Un país, a fin de cuenta es eso, tierra, flora y fauna, y en el caso de Cuba: un simple lagarto verde con ojos de piedra y agua. De todos modos, en su biografía siempre será Bebo de Quivicán y habrá hecho historia en La Habana de los cincuenta. En tanto el país donde nació y su gente jamás dejaron de acompañarlo en la medida en que moría cada noche sobre un teclado.
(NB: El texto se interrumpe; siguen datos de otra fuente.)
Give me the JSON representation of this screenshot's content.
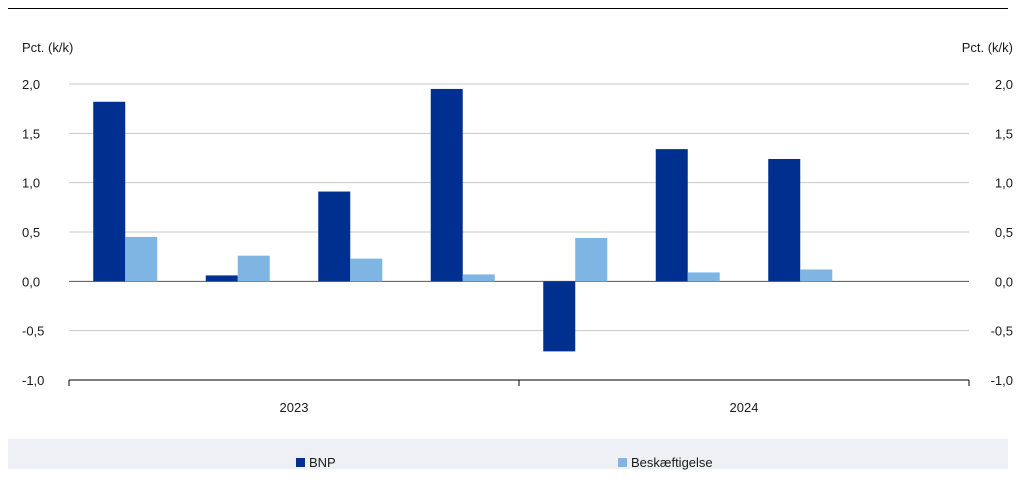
{
  "chart_data": {
    "type": "bar",
    "y_unit_left": "Pct. (k/k)",
    "y_unit_right": "Pct. (k/k)",
    "ylim": [
      -1.0,
      2.0
    ],
    "yticks": [
      2.0,
      1.5,
      1.0,
      0.5,
      0.0,
      -0.5,
      -1.0
    ],
    "ytick_labels": [
      "2,0",
      "1,5",
      "1,0",
      "0,5",
      "0,0",
      "-0,5",
      "-1,0"
    ],
    "grid": true,
    "legend_position": "bottom",
    "periods": 8,
    "groups": [
      {
        "label": "2023",
        "periods": 4
      },
      {
        "label": "2024",
        "periods": 4
      }
    ],
    "series": [
      {
        "name": "BNP",
        "color": "#00308f",
        "values": [
          1.82,
          0.06,
          0.91,
          1.95,
          -0.71,
          1.34,
          1.24,
          null
        ]
      },
      {
        "name": "Beskæftigelse",
        "color": "#7fb5e2",
        "values": [
          0.45,
          0.26,
          0.23,
          0.07,
          0.44,
          0.09,
          0.12,
          null
        ]
      }
    ]
  }
}
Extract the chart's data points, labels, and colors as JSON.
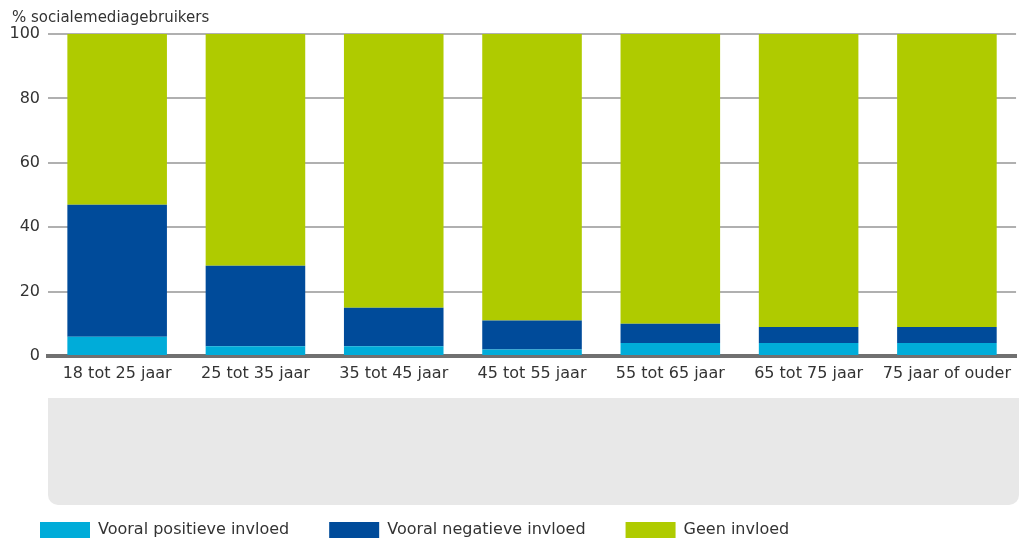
{
  "chart_data": {
    "type": "bar",
    "stacked": true,
    "ylabel": "% socialemediagebruikers",
    "categories": [
      "18 tot 25 jaar",
      "25 tot 35 jaar",
      "35 tot 45 jaar",
      "45 tot 55 jaar",
      "55 tot 65 jaar",
      "65 tot 75 jaar",
      "75 jaar of ouder"
    ],
    "series": [
      {
        "name": "Vooral positieve invloed",
        "color": "#00acd9",
        "values": [
          6,
          3,
          3,
          2,
          4,
          4,
          4
        ]
      },
      {
        "name": "Vooral negatieve invloed",
        "color": "#004b9a",
        "values": [
          41,
          25,
          12,
          9,
          6,
          5,
          5
        ]
      },
      {
        "name": "Geen invloed",
        "color": "#afcb00",
        "values": [
          53,
          72,
          85,
          89,
          90,
          91,
          91
        ]
      }
    ],
    "ylim": [
      0,
      100
    ],
    "yticks": [
      0,
      20,
      40,
      60,
      80,
      100
    ],
    "grid": "y",
    "legend": "bottom"
  }
}
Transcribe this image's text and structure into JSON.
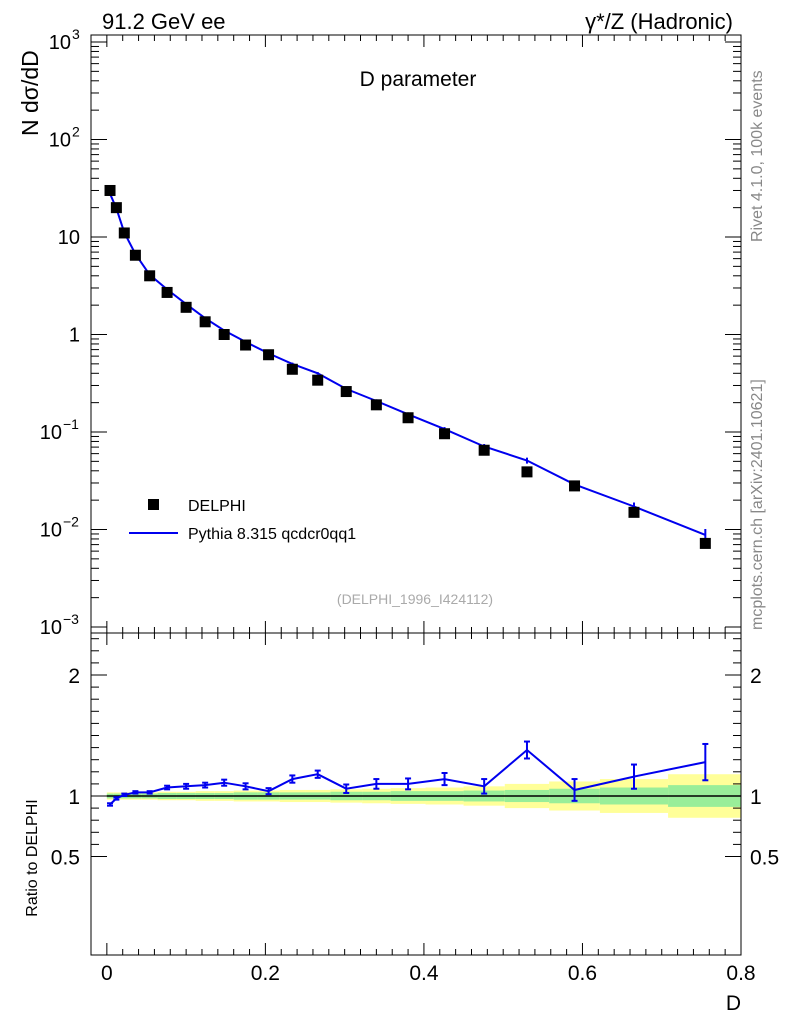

Así como es legítimo que muchos hombres y mujeres honrados habitantes de la isla quieran poner en su lugar a artistas y obras desterrados en momentos conflictivos, una larga lista que incluye músicos y escritores, pintores, dramaturgos, actores, deportistas, científicos, políticos y gente con oficios discretos, resulta necesario tomar en cuenta que una intención restauradora conlleva a una disyuntiva sino moral, al menos ética.
Si el restablecimiento de un nombre sucede sobre los mismos códigos, bajo el mismo procedimiento que los depuró, no tiene sentido sin al menos una disculpa personal.
Lo menos que se puede esperar en estos casos es que el hecho suceda cuando los proscritos estén vivos, y no esperar a la desintegración de su cuerpo para entonces, si se consiguen los derechos, hacerse de la obra para con ella, y junto al nombre de su autor, promover la causa que los depuró.
Quien fue relegado, su familia y quienes tienen fresco ese momento de angustia, merecen una disculpa personal y colectiva. De otro modo, parecerá oportunismo y, en el peor de los casos, hipocresía cualquier intento de reivindicarlos.